Voilà donc l’héritage de Nicéphore Niépce, un ensemble qui va de la prise de vue à l’aide d’une chambre et, chose insuffisamment connue, à la photogravure. Il n’y a plus de doute aujourd’hui sur la réussite technique et l’efficacité du geste de Nicéphore Niépce. Mais il nous reste encore à mesurer les effets sur le réel de cet acte fondateur.

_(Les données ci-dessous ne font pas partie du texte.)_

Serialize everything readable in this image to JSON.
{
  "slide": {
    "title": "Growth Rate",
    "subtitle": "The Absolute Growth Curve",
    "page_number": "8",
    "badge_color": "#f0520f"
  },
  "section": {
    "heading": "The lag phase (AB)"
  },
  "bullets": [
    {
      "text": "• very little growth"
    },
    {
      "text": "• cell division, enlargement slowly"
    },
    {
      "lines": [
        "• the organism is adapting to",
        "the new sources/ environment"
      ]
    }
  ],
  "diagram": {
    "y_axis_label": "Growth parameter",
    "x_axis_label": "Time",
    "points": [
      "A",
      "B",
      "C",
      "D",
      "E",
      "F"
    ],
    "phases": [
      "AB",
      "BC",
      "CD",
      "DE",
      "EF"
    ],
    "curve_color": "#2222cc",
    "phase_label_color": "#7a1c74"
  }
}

Ce réel que Nicéphore Niépce a réussi à reproduire, ce monde nouveau que l’on tient désormais dans nos mains, « Réalité Sensible à Domicile » (Paul Valéry), n’a pas d’équivalent. La réussite de Nicéphore Niépce repose sur la possibilité offerte à chacun d’entre nous, grâce à un appareillage simple, de rendre visible nos pensées et nos résolutions, ou du moins, de nous laisser croire en l’efficience de notre visée et pour ainsi dire de nous illusionner sur notre capacité à maîtriser le réel. Le régime général des images au temps de la photographie passe désormais de la reproduction restreinte, quasi confidentielle, à l’ère de la reproductibilité. Loin de se circonscrire à l’espace de l’illustration, l’image mécanique a étendu son domaine à la sphère de la marchandise jusqu’à s’y confondre. Elle a aussi gagné d’autres sphères stimulant l’imaginaire et la création. De simple principe expérimental au début du XXème siècle, elle s’impose indice, fragment et amulette, comme le principe fonctionnel essentiel des sociétés contemporaines. Elle est même devenue le rêve le plus fou, l’avatar parfait, la réplique analogique de nos vies.